Personal information
- Full name: John Edward Chambers
- Born: 23 October 1971 (age 54) Barking, London, England
- Batting: Right-handed
- Bowling: Right-arm medium-fast

Domestic team information
- 2001: Essex Cricket Board

Career statistics
| Competition | LA |
| Matches | 1 |
| Runs scored | 0 |
| Batting average | 0.00 |
| 100s/50s | –/– |
| Top score | 0 |
| Balls bowled | 24 |
| Wickets | – |
| Bowling average | – |
| 5 wickets in innings | – |
| 10 wickets in match | – |
| Best bowling | – |
| Catches/stumpings | –/– |
- Source: Cricinfo, 7 November 2010

= John Chambers (English cricketer) =

English cricketer (born 1971)

John Edward Chambers (born 23 October 1971) is an English cricketer. Chambers is a right-handed batsman who bowls right-arm medium-fast.

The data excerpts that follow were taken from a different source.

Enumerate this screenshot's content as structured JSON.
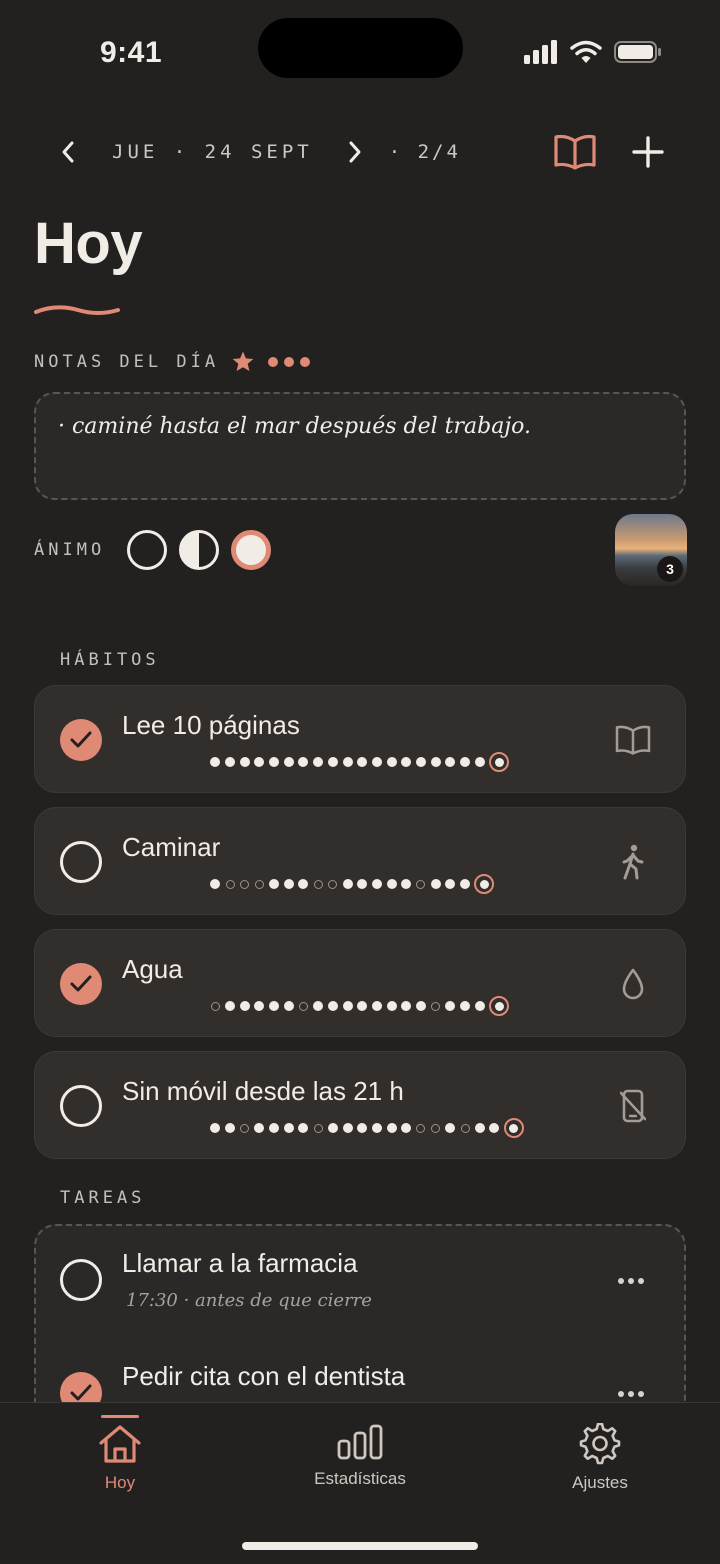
{
  "status": {
    "time": "9:41"
  },
  "header": {
    "date": "JUE · 24 SEPT",
    "page": "· 2/4",
    "title": "Hoy"
  },
  "notes": {
    "label": "NOTAS DEL DÍA",
    "text": "· caminé hasta el mar después del trabajo."
  },
  "mood": {
    "label": "ÁNIMO",
    "options": [
      "empty",
      "half",
      "full"
    ],
    "selected": 2
  },
  "photo": {
    "count": "3"
  },
  "habits": {
    "label": "HÁBITOS",
    "items": [
      {
        "name": "Lee 10 páginas",
        "done": true,
        "icon": "book-icon",
        "history": "fffffffffffffffffff"
      },
      {
        "name": "Caminar",
        "done": false,
        "icon": "walking-icon",
        "history": "feeefffeefffffefff"
      },
      {
        "name": "Agua",
        "done": true,
        "icon": "drop-icon",
        "history": "efffffeffffffffefff"
      },
      {
        "name": "Sin móvil desde las 21 h",
        "done": false,
        "icon": "no-phone-icon",
        "history": "ffeffffeffffffeefeff"
      }
    ]
  },
  "tasks": {
    "label": "TAREAS",
    "items": [
      {
        "title": "Llamar a la farmacia",
        "subtitle": "17:30 · antes de que cierre",
        "done": false
      },
      {
        "title": "Pedir cita con el dentista",
        "subtitle": "",
        "done": true
      }
    ]
  },
  "tabs": [
    {
      "label": "Hoy",
      "icon": "home-icon",
      "active": true
    },
    {
      "label": "Estadísticas",
      "icon": "stats-icon",
      "active": false
    },
    {
      "label": "Ajustes",
      "icon": "gear-icon",
      "active": false
    }
  ],
  "colors": {
    "accent": "#e08a76",
    "background": "#232120",
    "card": "#312e2c",
    "text": "#f2ece6"
  }
}
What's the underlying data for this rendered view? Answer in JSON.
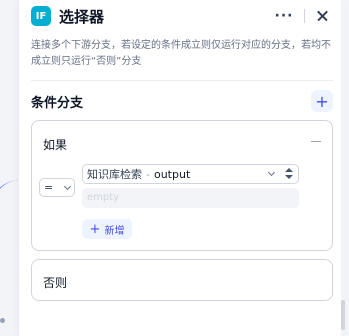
{
  "header": {
    "app_icon_text": "IF",
    "title": "选择器",
    "more_icon": "more-horizontal-icon",
    "close_icon": "close-icon"
  },
  "description": "连接多个下游分支，若设定的条件成立则仅运行对应的分支，若均不成立则只运行“否则”分支",
  "section": {
    "title": "条件分支",
    "add_icon": "plus-icon"
  },
  "if_card": {
    "label": "如果",
    "operator": "=",
    "variable_node": "知识库检索",
    "variable_separator": "-",
    "variable_field": "output",
    "value_placeholder": "empty",
    "add_label": "新增"
  },
  "else_card": {
    "label": "否则"
  },
  "colors": {
    "accent": "#444ce7",
    "accent_bg": "#eef4ff",
    "app_icon_bg": "#06aed4"
  }
}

He was born in Barking, London.and is now a primary school teacher

Chambers represented the Essex Cricket Board in a single List A match against the Sussex Cricket Board in the 1st round of the 2002 Cheltenham & Gloucester Trophy which was held in 2001.

He currently plays club cricket for Wanstead Cricket Club in the Essex Premier League.